Segundo: quais são as dificuldades de mobilização? É uma dificuldade de ter o respaldo na base? De fazer com que as decisões que venham a ser adotadas possam ter lastro numa relação com um conjunto de categorias? Eu acho que é importante que o conjunto das organizações, sindicatos e centrais coloquem com sinceridade na mesa quais são as dificuldades na construção e ampliação de uma greve geral. A partir dos elementos na mesa, a gente vai discutir táticas para poder ultrapassá-los.

Agora, considero sim que os elementos que podem virar esse jogo são as mobilizações nas ruas, realizadas diretamente pelos trabalhadores e por aqueles que não aguentam mais o governo Bolsonaro, combinadas com uma articulação de greve com os mais variados setores, nas mais variadas regiões. Essa é uma necessidade que a gente não pode perder de vista e que tem que continuar a ser trabalhada.

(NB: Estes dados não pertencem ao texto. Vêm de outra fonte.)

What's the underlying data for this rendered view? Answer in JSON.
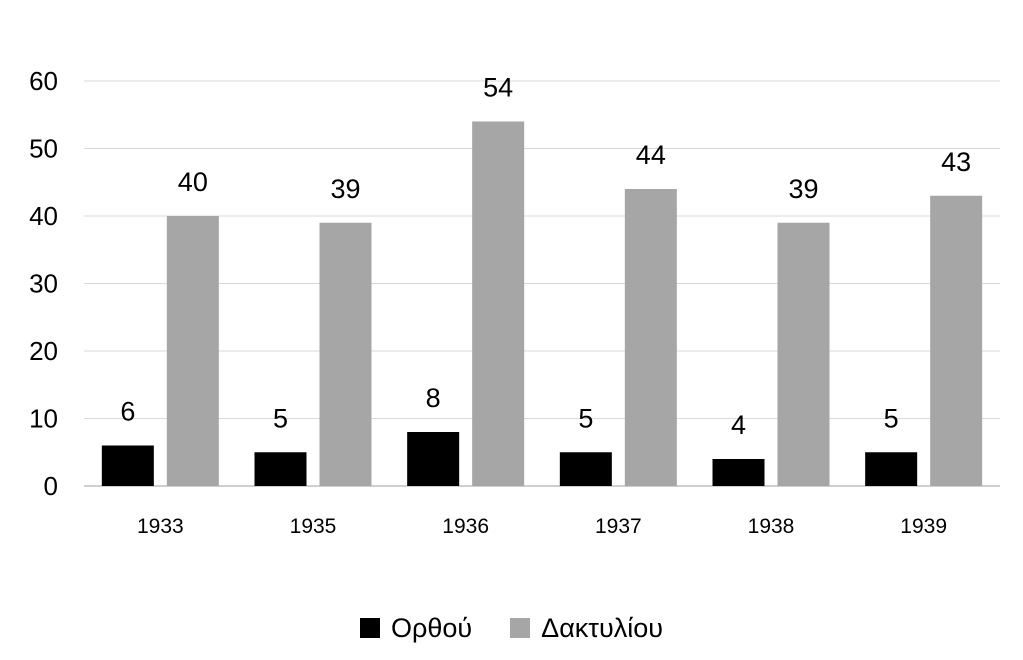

Lembremos que, por exemplo, eles querem aprovar nos próximos dias a privatização dos Correios, a reforma administrativa. Se esse governo não sente uma mobilização que de fato faça ele recuar, eles continuam avançando com essa política de desmonte. Isso a gente não pode aceitar. Combinar mobilização de rua com greve, olhando para outras experiências internacionais, é um meio eficaz para fazer com que o governo Bolsonaro possa ser derrotado.